Quant à la rémunération, quand on voit l’impact médico-légal de cette activité, proposer au régulateur un taux horaire moindre qu’un coordonnateur de centre de vaccination, c’est inacceptable. Concernant la rémunération des effecteurs, nous avons des expérimentations qui fonctionnent, que ce soit toute la semaine en journée comme dans la région Grand Est ou le samedi matin, dans d’autres départements : on voit qu’avec cette régulation, le nombre d’actes effectués est vraiment très peu important. Clairement, cela doit être une rémunération à l’acte et celui-ci doit être majoré de 15€. Il y a un refus catégorique de la Cnam : on sent bien la mainmise de Nicolas Revel à Matignon…

C’est une situation ubuesque car les patients qui, demain seront pris en charge par le SAS, sont ceux qui aujourd’hui n’obtiennent pas de réponse à leur demande de soin auprès d’un médecin généraliste. Ils vont soit dans les services d’urgence pour un coût moyen de 200 à 250 €, soit ils sont pris en charge après 20H par l’organisation de PDSA où l’acte est majoré de 42,50 € !

Si cet avenant 9 devait s’appliquer en l’état, il serait pour notre syndicat inconcevable qu’il n’y ait pas un appel national à boycotter toutes les expérimentations de SAS.

 

Parviendrez-vous à faire bouger les lignes d’ici la prochaine séance de négociations ? Le directeur de la Cnam dit qu’il a déjà fait une offre “ambitieuse”…
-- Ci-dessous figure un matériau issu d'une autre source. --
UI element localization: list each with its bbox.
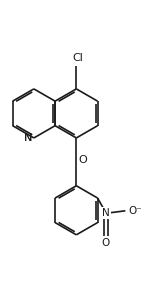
Text: Cl: Cl (72, 53, 83, 63)
Text: O: O (79, 155, 87, 165)
Text: N: N (24, 133, 33, 143)
Text: O⁻: O⁻ (128, 206, 142, 216)
Text: O: O (101, 238, 110, 248)
Text: N: N (102, 208, 110, 218)
Text: N: N (24, 133, 33, 143)
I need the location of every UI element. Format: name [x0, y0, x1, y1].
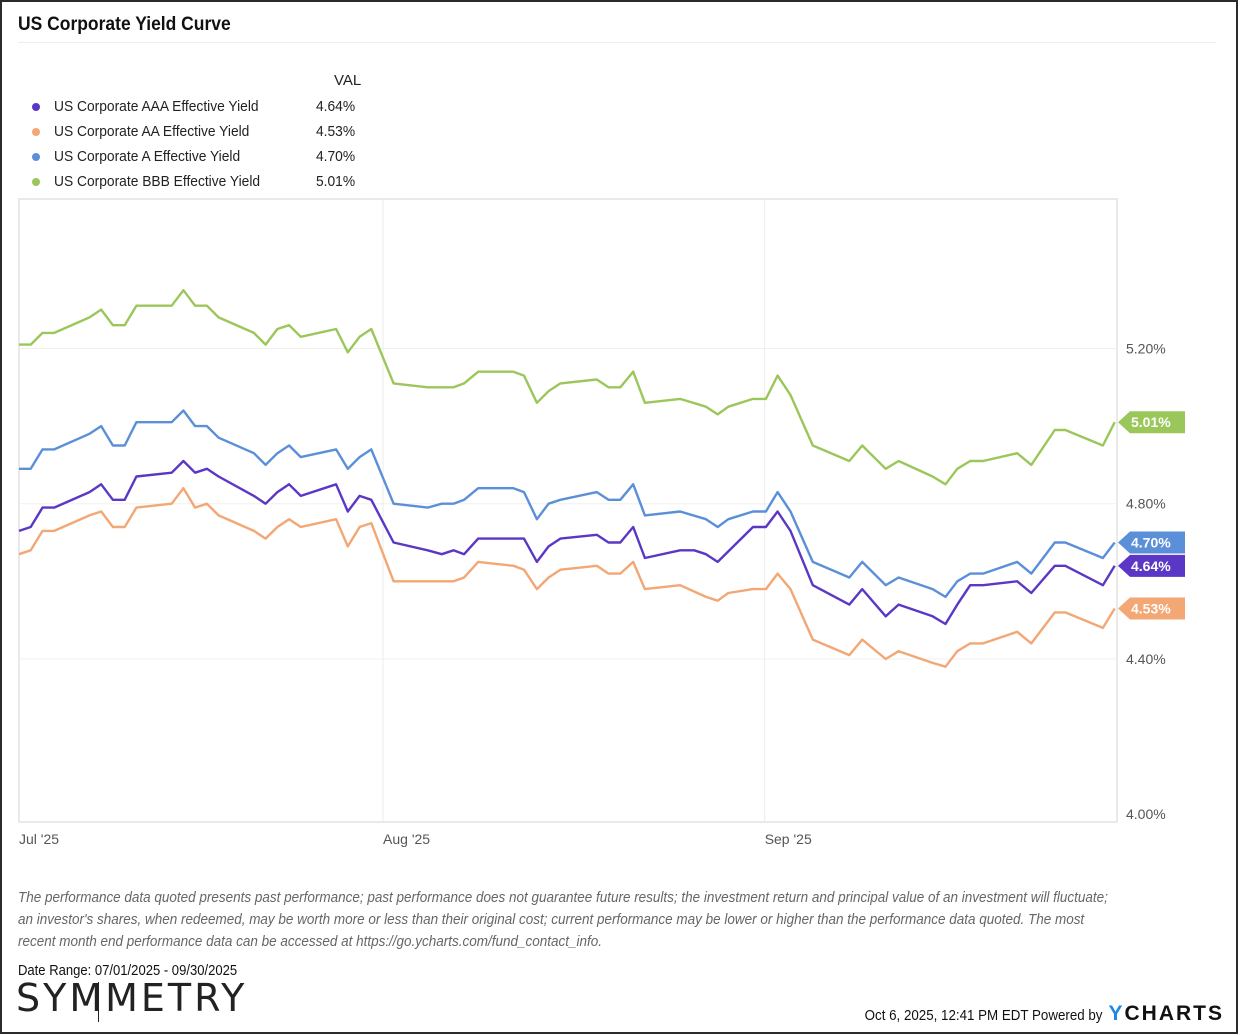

L’Assurance maladie et le Gouvernement ont mis une grosse pression sur les médecins libéraux en leur disant que s’ils ne signaient pas cet avenant, il n’y aurait de toute façon rien d’autres avant octobre 2023 et la nouvelle convention. On nous dit clairement : “le ‘quoi qu’il en coûte’ c’est fini”. Moi, j’aurais tendance à faire une analyse différente de ce rapport de forces. Ceux qui ont le pistolet sur la tempe, ce ne sont pas les médecins libéraux, mais le Gouvernement et la Cnam. S’il n’y a pas d’avenant 9, il n’y a pas de “virage de la santé numérique” du Ségur en ambulatoire et surtout il n’y aura pas de SAS. Quand je vois la crise estivale des services d’urgences cet été en France -dans mon département, à partir de 18h30 et jusqu’au matin, les 3 services d’urgence sont fermés de 18h30 à 8h30 le lendemain et ne prennent plus que les patients admis par la régulation du centre 15- on voit la nécessité d’avoir un SAS.